Budding scientists strut their stuff at annual competition
By Michelle L. Quinn Post-Tribune correspndent March 15, 2014 11:39PM
Annie Ostojic of Munster explains her experiment to judges during the 58th Annual Calumet Regional Science Fair on Saturday. It was Annie's first time competing in the Junior Division. | Michelle L. Quinn/For Sun-Times Media
Schools interested in having mentors come in and help with science projects should contact Lynn Wozniewski at email@example.com.
Updated: April 17, 2014 6:22AM
GARY — Lake Central Senior Kaylyn Risse counts cute nail polish, high fashion and determining whether biofilms are useful in administering antibiotics among her favorite things.
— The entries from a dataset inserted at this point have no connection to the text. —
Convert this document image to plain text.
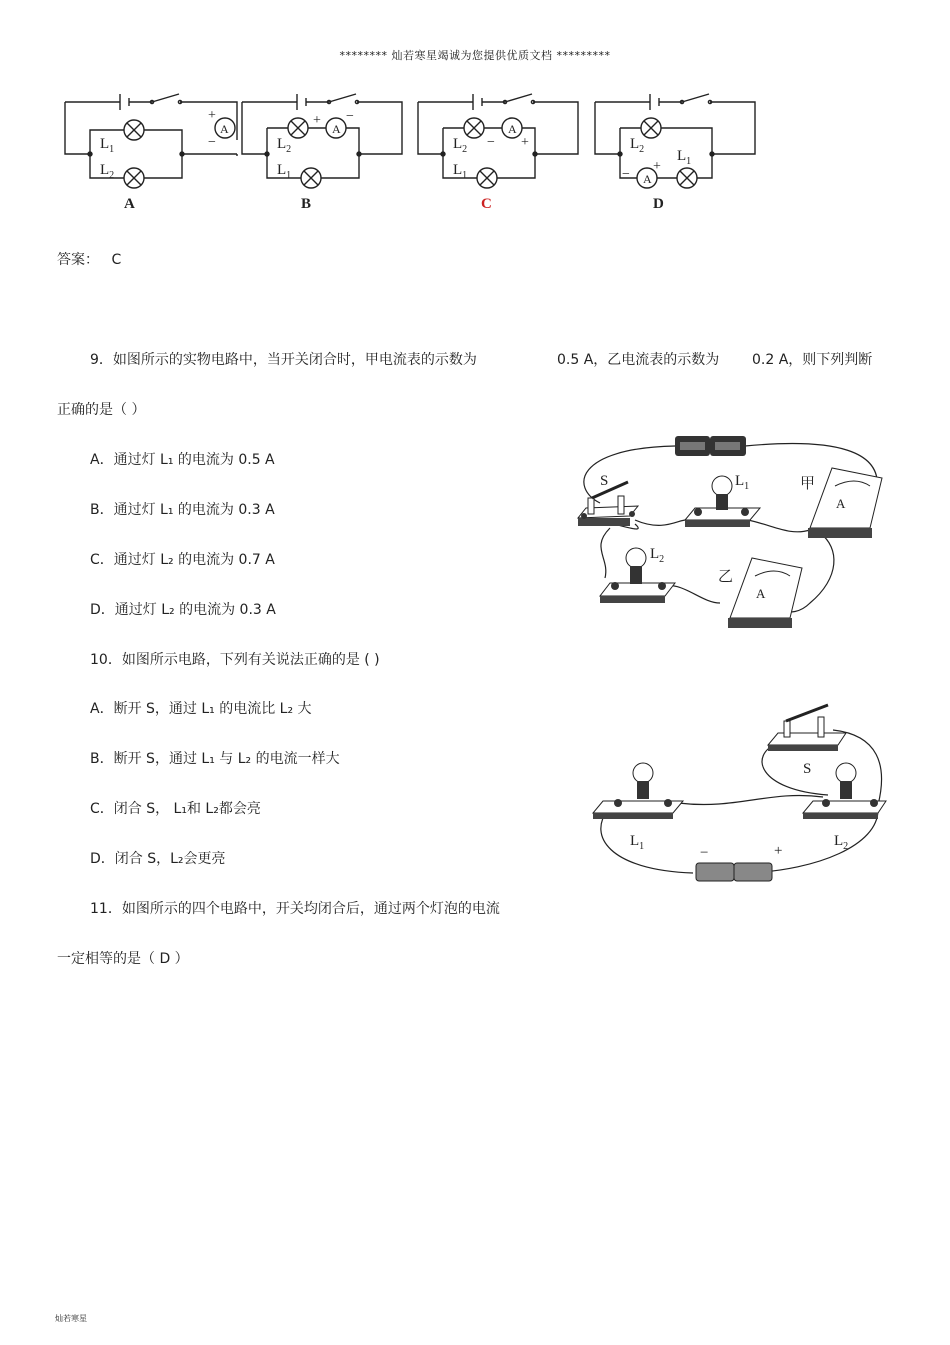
******** 灿若寒星竭诚为您提供优质文档 *********
$L_1$
$L_2$
A
+
−	$L_2$
$L_1$
A
+ −
$L_2$
$L_1$
A
− +	$L_2$ $L_1$
A
−
+
A	B	C	D
答案： C
9．如图所示的实物电路中，当开关闭合时，甲电流表的示数为	0.5 A，乙电流表的示数为 0.2 A，则下列判断
正确的是（ ）
A．通过灯 L₁ 的电流为 0.5 A
B．通过灯 L₁ 的电流为 0.3 A
C．通过灯 L₂ 的电流为 0.7 A
D．通过灯 L₂ 的电流为 0.3 A
S	$L_1$
$L_2$
甲
乙
A
A
10．如图所示电路，下列有关说法正确的是 ( )
A．断开 S，通过 L₁ 的电流比 L₂ 大
B．断开 S，通过 L₁ 与 L₂ 的电流一样大
C．闭合 S， L₁和 L₂都会亮
D．闭合 S，L₂会更亮
S
$L_1$	$L_2$
−	+
11．如图所示的四个电路中，开关均闭合后，通过两个灯泡的电流
一定相等的是（ D ）
灿若寒星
That last item, part of an ongoing experiment she’s been conducting at her second home, Purdue University in West Lafayette, was one of the projects to watch Saturday at the 58th Annual Calumet Regional Science Fair at Indiana University Northwest. In her trials, she discovered when a biofilm is treated with lysozine, antibiotics adhered to them best.
Risse’s research could be useful for doctors who treat cystic fibrosis, she said, because existing biofilms are deadly to that patient population.
Fair co-director Lynn Wozniewski was said she was exceptionally pleased at the breadth of topics covered in this year’s fair as well as the 10 percent increase in participants. Among her fair favorites were Wilbur Wright Middle School’s Annie Ostojic, whose project, “Wave Goodbye to Energy Loss,” caught the judges’ eyes during her first year in the Junior Division. Elementary Division student Zayn Shareef also wowed with his project using wind tunnels to improve wind turbine design.
Another student expanded and shrunk potato chip bags in his experiment, “A Muggle’s Guide to Shrinking Objects,” Wozniewski said.
“The judges have been very complimentary of the projects,” she said. “The final judging teams are out for evaluations, and there’s going to be lots of awards tomorrow.”
Wozniewski and co-director Kathryn Hedges would, however, like to see more schools take advantage of the mentors they provide. Natalie Dec, a senior biology student at IUN, has been with Wozniewski for five years and judged Saturday’s competition. Two students she mentored garnered second-place rankings.
“I love working with new students and getting them excited about science,” Dec said.
The top 10 winners in each division will head to the Hoosier Science and Engineering Fair at Indiana University-Purdue University in Indianapolis on April 5, Wozniewski said. Senior Division winners will then compete for 26 spots in the International Science and Engineering Fair in Los Angeles on May 11-16.